The documentation: Property Status, under Object Type: jobStep Description lists 5 different jobStep status values:

pending --the job step was created, but it is waiting for prerequisite steps to complete

runnable --the job step is waiting for a resource

scheduled --the job step was assigned a resource, but the command has not started running

running --the job/job step is running a command on the assigned resource

completed --the job/job step has completed

When a job or process is created, all the steps tied to the current definition of the procedure or process get instantiated as run-time objects.
Each one of the underlying steps is setup with a starting default status of "pending".
These steps are first placed onto a preliminary queue for future processing.
The processing of this queue is handled in a stage called "rechecksubscriptions" which confirms when any step has:

a) Met any precondition

b) Met any runcondition

c) It’s immediate sibling step, or set of parallel sibling steps above this step has completed

When all of these conditions are met, the step status is updated to "runnable".
This will also then move this step onto a queue to be handled by the Step Scheduler (or Resource Scheduler).

ASIDE: What is the Step/Resource Scheduler?

The Step Scheduler is a singleton process that runs on only one of the CloudBees Servers at any time. In other words, having a clustered system does not duplicate this service.

The step scheduler runs regularly at intervals defined by these settings:

Maximum time in minutes between runs of the resource scheduler (Default = 10 minutes)
Maximum time before resource scheduler commits pending work (Default = 20000 ms)
Minimum time before the resource scheduler commits pending work (Pre-v10.1 Default = 1000 ms) (v10.1+ Default = 10000ms)

NEW in v10.0.2/v10.1

Maximum number of job steps to process before resource scheduler commits pending work (Default = 500)
NOTE: This setting helps to ensure the scheduler doesn’t get bogged down when the queue sizes are very large.

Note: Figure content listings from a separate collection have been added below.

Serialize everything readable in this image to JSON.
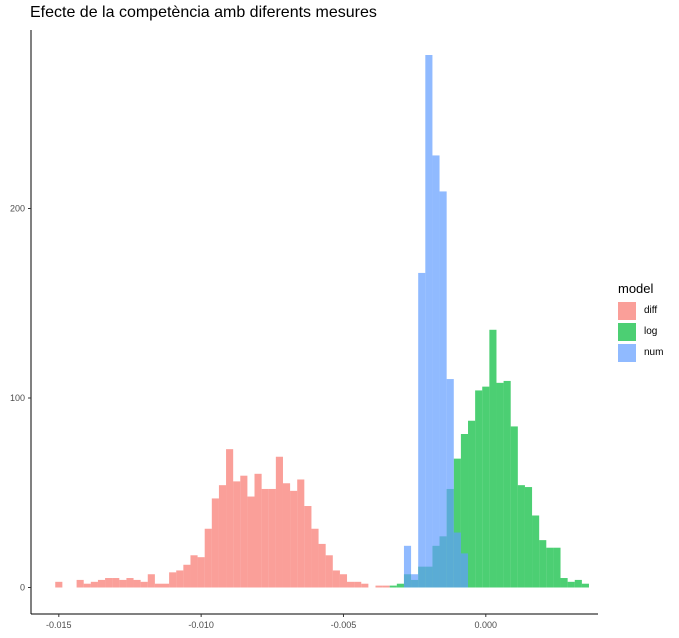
{
  "chart_data": {
    "type": "histogram",
    "title": "Efecte de la competència amb diferents mesures",
    "xlabel": "",
    "ylabel": "",
    "xlim": [
      -0.0158,
      0.004
    ],
    "ylim": [
      0,
      285
    ],
    "x_ticks": [
      {
        "value": -0.015,
        "label": "-0.015"
      },
      {
        "value": -0.01,
        "label": "-0.010"
      },
      {
        "value": -0.005,
        "label": "-0.005"
      },
      {
        "value": 0.0,
        "label": "0.000"
      }
    ],
    "y_ticks": [
      {
        "value": 0,
        "label": "0"
      },
      {
        "value": 100,
        "label": "100"
      },
      {
        "value": 200,
        "label": "200"
      }
    ],
    "bin_width": 0.00025,
    "grid": false,
    "legend": {
      "title": "model",
      "position": "right"
    },
    "series": [
      {
        "name": "diff",
        "color": "#F8766D",
        "bins": [
          {
            "x": -0.015,
            "y": 3
          },
          {
            "x": -0.01425,
            "y": 4
          },
          {
            "x": -0.014,
            "y": 2
          },
          {
            "x": -0.01375,
            "y": 3
          },
          {
            "x": -0.0135,
            "y": 4
          },
          {
            "x": -0.01325,
            "y": 5
          },
          {
            "x": -0.013,
            "y": 5
          },
          {
            "x": -0.01275,
            "y": 4
          },
          {
            "x": -0.0125,
            "y": 5
          },
          {
            "x": -0.01225,
            "y": 4
          },
          {
            "x": -0.012,
            "y": 3
          },
          {
            "x": -0.01175,
            "y": 7
          },
          {
            "x": -0.0115,
            "y": 2
          },
          {
            "x": -0.01125,
            "y": 2
          },
          {
            "x": -0.011,
            "y": 8
          },
          {
            "x": -0.01075,
            "y": 9
          },
          {
            "x": -0.0105,
            "y": 12
          },
          {
            "x": -0.01025,
            "y": 17
          },
          {
            "x": -0.01,
            "y": 16
          },
          {
            "x": -0.00975,
            "y": 31
          },
          {
            "x": -0.0095,
            "y": 47
          },
          {
            "x": -0.00925,
            "y": 54
          },
          {
            "x": -0.009,
            "y": 73
          },
          {
            "x": -0.00875,
            "y": 56
          },
          {
            "x": -0.0085,
            "y": 59
          },
          {
            "x": -0.00825,
            "y": 48
          },
          {
            "x": -0.008,
            "y": 60
          },
          {
            "x": -0.00775,
            "y": 52
          },
          {
            "x": -0.0075,
            "y": 52
          },
          {
            "x": -0.00725,
            "y": 69
          },
          {
            "x": -0.007,
            "y": 55
          },
          {
            "x": -0.00675,
            "y": 51
          },
          {
            "x": -0.0065,
            "y": 57
          },
          {
            "x": -0.00625,
            "y": 43
          },
          {
            "x": -0.006,
            "y": 31
          },
          {
            "x": -0.00575,
            "y": 23
          },
          {
            "x": -0.0055,
            "y": 17
          },
          {
            "x": -0.00525,
            "y": 9
          },
          {
            "x": -0.005,
            "y": 7
          },
          {
            "x": -0.00475,
            "y": 3
          },
          {
            "x": -0.0045,
            "y": 3
          },
          {
            "x": -0.00425,
            "y": 2
          },
          {
            "x": -0.00375,
            "y": 1
          },
          {
            "x": -0.0035,
            "y": 1
          }
        ]
      },
      {
        "name": "log",
        "color": "#00BA38",
        "bins": [
          {
            "x": -0.00325,
            "y": 1
          },
          {
            "x": -0.003,
            "y": 2
          },
          {
            "x": -0.00275,
            "y": 7
          },
          {
            "x": -0.0025,
            "y": 4
          },
          {
            "x": -0.00225,
            "y": 11
          },
          {
            "x": -0.002,
            "y": 11
          },
          {
            "x": -0.00175,
            "y": 22
          },
          {
            "x": -0.0015,
            "y": 27
          },
          {
            "x": -0.00125,
            "y": 52
          },
          {
            "x": -0.001,
            "y": 68
          },
          {
            "x": -0.00075,
            "y": 81
          },
          {
            "x": -0.0005,
            "y": 88
          },
          {
            "x": -0.00025,
            "y": 104
          },
          {
            "x": 0.0,
            "y": 106
          },
          {
            "x": 0.00025,
            "y": 136
          },
          {
            "x": 0.0005,
            "y": 108
          },
          {
            "x": 0.00075,
            "y": 109
          },
          {
            "x": 0.001,
            "y": 85
          },
          {
            "x": 0.00125,
            "y": 54
          },
          {
            "x": 0.0015,
            "y": 53
          },
          {
            "x": 0.00175,
            "y": 38
          },
          {
            "x": 0.002,
            "y": 25
          },
          {
            "x": 0.00225,
            "y": 21
          },
          {
            "x": 0.0025,
            "y": 21
          },
          {
            "x": 0.00275,
            "y": 5
          },
          {
            "x": 0.003,
            "y": 3
          },
          {
            "x": 0.00325,
            "y": 4
          },
          {
            "x": 0.0035,
            "y": 2
          }
        ]
      },
      {
        "name": "num",
        "color": "#619CFF",
        "bins": [
          {
            "x": -0.00275,
            "y": 22
          },
          {
            "x": -0.0025,
            "y": 7
          },
          {
            "x": -0.00225,
            "y": 166
          },
          {
            "x": -0.002,
            "y": 281
          },
          {
            "x": -0.00175,
            "y": 228
          },
          {
            "x": -0.0015,
            "y": 209
          },
          {
            "x": -0.00125,
            "y": 110
          },
          {
            "x": -0.001,
            "y": 29
          },
          {
            "x": -0.00075,
            "y": 18
          }
        ]
      }
    ]
  }
}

If this setting gets used, the next cycle will start reviewing steps inside the queue from wherever the process left off.

While 10 minutes seems like a long time in between kicking the scheduler, this is actually a fallback, as the scheduler, if idle, will also get activated by any of these types of events:

A step completes (which frees a resource slot)
A resource or workspace is modified
A resource becomes available
Some less common triggers:
- Resource pings (similar to the Resource modified)
- A job is aborted (related to resources being freed up)
- A getLicenseUsage request is made (one-off)

In a busy system, this above list of possible triggers are happening constantly, which means that the scheduler will typically be cycling constantly.

Continuing the jobstep lifecycle

With steps in the job/process now added to the scheduler queue for potential processing, here is how things will then progress:

Once the first step satisfies all possible preconditions, it will be moved over to the runnable state.
Recognize that "first step" might mean a block of steps entering the "runnable" state if there is a parallel block of steps at the start of the job.

If the defined step resource (or a resource from inside the defined pool) and the step defined workspace are available, then the scheduler will mark the step status as "scheduled".
This will activate the step to have it’s defined command block and associated settings shipped to the assigned resource (a RunCommand message) so that the agent software can trigger the work on the remote site.

Once the agent confirms this work assignment has been received, it will acknowledge this to the server, and then the step will be marked as "running" in the database.
In rare timing situations, if the server discovers the assigned resource is not communicating, the step will be placed back into the queue as "runnable" to get another chance to be processed by the scheduler (perhaps pick another resource from a pool, or wait for the agent to come back alive again). Assuming the work started on the agent, when this resource confirms that the assigned command block has completed it’s work, it sends a finishCommand back to the server. When the server receives this message, the jobstep status will move to the "completed" state.
This will also free up the resource slot for pickup by some other step that may be waiting for it when the Scheduler runs it’s next pass.
(The step could also become completed if an abort event is processed by both the server and the agent.)

The agent will keep trying to ship its finishCommand regularly to the server if it is not acknowledging receipt.
This process will continue regularly for 24-hours. Thus, if a server is down for anywhere less than 1 day, the results of the jobStep will still be received by the server when it comes back online. At that point any dependent steps will move into the scheduler queue to allow the job’s work to continue.